LATITUDES

Les murs se multiplient

Partout dans le monde, on continue à ériger des murs pour contrôler, exclure ou interdire. Depuis Calais jusqu’à la Hongrie, tour d’horizon bouché.

Murs, clôtures, barrières, cloisons… L’être humain n’en finit pas de se barricader. Comme s’il n’y avait pas d’autres manières d’envisager la cohabitation. En Suisse, le Code civil consacre une vingtaine d’articles à ce droit du voisinage un peu particulier et les avocats voient se multiplier les affaires où la construction d’un mur apparaît comme la seule solution. «Quand on en vient à dresser un mur pour empêcher le chat du voisin de venir dans son jardin… Je ne m’étonne plus de rien», soupirait, en aparté, un conseiller communal jurassien en charge d’un litige dans sa petite localité.

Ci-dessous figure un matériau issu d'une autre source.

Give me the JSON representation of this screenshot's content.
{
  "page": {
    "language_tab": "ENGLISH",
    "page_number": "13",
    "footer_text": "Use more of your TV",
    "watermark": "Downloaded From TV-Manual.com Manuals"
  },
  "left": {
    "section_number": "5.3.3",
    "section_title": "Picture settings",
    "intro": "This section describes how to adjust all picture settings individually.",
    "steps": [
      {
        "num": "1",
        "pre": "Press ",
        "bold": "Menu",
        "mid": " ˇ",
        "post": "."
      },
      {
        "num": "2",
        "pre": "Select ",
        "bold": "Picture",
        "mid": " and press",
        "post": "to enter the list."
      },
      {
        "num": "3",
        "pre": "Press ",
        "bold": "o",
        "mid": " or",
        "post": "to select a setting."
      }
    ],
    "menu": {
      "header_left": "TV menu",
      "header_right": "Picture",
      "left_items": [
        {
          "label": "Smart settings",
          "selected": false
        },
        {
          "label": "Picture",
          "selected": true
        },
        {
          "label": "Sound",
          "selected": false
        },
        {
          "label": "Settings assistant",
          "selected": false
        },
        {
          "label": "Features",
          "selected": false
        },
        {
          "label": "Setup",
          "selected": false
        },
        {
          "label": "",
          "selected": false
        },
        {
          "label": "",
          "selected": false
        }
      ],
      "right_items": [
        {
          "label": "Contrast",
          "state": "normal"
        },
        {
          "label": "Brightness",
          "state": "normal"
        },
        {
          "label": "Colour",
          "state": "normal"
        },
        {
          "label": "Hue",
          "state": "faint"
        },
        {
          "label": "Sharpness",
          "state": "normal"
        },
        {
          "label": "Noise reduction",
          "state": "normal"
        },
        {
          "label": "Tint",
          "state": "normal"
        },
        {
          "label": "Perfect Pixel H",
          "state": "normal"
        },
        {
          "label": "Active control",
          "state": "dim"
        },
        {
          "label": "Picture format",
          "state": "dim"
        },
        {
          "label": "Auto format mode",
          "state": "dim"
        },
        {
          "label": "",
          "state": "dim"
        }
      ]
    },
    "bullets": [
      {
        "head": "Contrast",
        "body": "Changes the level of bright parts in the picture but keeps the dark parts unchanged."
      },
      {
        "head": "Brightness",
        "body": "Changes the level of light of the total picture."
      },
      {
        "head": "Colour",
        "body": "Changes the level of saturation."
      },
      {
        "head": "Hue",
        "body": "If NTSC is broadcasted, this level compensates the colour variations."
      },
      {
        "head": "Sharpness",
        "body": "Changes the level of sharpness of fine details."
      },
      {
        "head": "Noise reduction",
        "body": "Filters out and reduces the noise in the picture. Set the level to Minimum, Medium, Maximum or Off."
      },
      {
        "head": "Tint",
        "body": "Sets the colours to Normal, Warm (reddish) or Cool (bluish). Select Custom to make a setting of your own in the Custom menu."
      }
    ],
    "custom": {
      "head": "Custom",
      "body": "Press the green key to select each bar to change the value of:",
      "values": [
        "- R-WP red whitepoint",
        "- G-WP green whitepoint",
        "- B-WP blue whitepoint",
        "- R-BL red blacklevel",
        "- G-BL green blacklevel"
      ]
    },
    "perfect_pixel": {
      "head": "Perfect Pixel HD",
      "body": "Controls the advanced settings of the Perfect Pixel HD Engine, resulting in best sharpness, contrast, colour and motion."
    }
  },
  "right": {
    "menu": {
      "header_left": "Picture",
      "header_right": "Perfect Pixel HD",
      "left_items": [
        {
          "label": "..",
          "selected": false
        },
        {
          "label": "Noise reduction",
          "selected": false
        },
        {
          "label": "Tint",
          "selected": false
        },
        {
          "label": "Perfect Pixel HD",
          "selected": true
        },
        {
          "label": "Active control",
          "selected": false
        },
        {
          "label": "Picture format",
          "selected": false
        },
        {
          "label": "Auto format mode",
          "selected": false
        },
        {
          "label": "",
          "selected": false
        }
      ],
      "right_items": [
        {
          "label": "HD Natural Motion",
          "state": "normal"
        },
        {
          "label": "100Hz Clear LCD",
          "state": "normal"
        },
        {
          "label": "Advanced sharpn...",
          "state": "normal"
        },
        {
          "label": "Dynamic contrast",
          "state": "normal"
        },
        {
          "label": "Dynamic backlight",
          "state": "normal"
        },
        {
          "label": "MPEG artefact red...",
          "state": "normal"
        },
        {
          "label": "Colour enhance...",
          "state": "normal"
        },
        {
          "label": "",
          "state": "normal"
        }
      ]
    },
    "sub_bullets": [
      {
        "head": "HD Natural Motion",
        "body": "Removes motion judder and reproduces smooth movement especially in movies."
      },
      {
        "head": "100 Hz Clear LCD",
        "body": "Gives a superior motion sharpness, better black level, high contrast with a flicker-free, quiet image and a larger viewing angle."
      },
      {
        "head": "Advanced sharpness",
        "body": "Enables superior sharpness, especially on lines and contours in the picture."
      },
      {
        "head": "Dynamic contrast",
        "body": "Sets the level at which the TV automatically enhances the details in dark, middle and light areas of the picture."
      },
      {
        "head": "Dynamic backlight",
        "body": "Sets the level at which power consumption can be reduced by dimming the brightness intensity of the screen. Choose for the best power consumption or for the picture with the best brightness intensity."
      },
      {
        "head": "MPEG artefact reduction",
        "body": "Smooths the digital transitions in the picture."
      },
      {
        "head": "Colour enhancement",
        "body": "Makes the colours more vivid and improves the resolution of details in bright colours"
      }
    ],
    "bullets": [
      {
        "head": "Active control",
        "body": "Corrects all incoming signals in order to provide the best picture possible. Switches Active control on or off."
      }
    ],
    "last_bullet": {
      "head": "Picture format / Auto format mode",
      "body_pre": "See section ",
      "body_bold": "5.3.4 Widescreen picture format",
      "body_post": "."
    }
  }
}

«Des murs? Plus jamais ça!», disait-on en 1989. L’écroulement du Rideau de fer semblait annoncer la fin des murs, à Berlin et ailleurs. On parlait alors du droit des citoyens de circuler à leur guise — comme les marchandises à l’heure de la mondialisation — dans un monde sans frontières.

Un quart de siècle plus tard, les murs politiques sont toujours là et ils se multiplient. Leurs commanditaires se gardent d’utiliser le mot «mur» et parlent de «lignes», de «lignes de paix», de «ligne verte», de «grillages de protection», ou encore de «frontières clôturées». Leur fonction: arrêter les «nouveaux barbares», contenir ces «fuites d’eau», terme utilisé par Nicolas Sarkozy pour qualifier le problème des migrants.

De nouvelles barrières vont être construites à Calais. Et il y a quelques jours, des travaux débutaient dans le Sud de la Hongrie pour ériger un mur sur les 175 kilomètres de frontière avec la Serbie. La décision des autorités de construire ce mur anti-immigration a suscité des indignations dans le pays. «Aussi haut soit-il, il n’empêchera pas les gens de fuir la guerre», clamaient les opposants lors d’une manifestation. Au même moment, à Sarajevo, le pape adressait aux jeunes ce message: «Vous avez une grande vocation: ne jamais construire des murs, seulement des ponts!»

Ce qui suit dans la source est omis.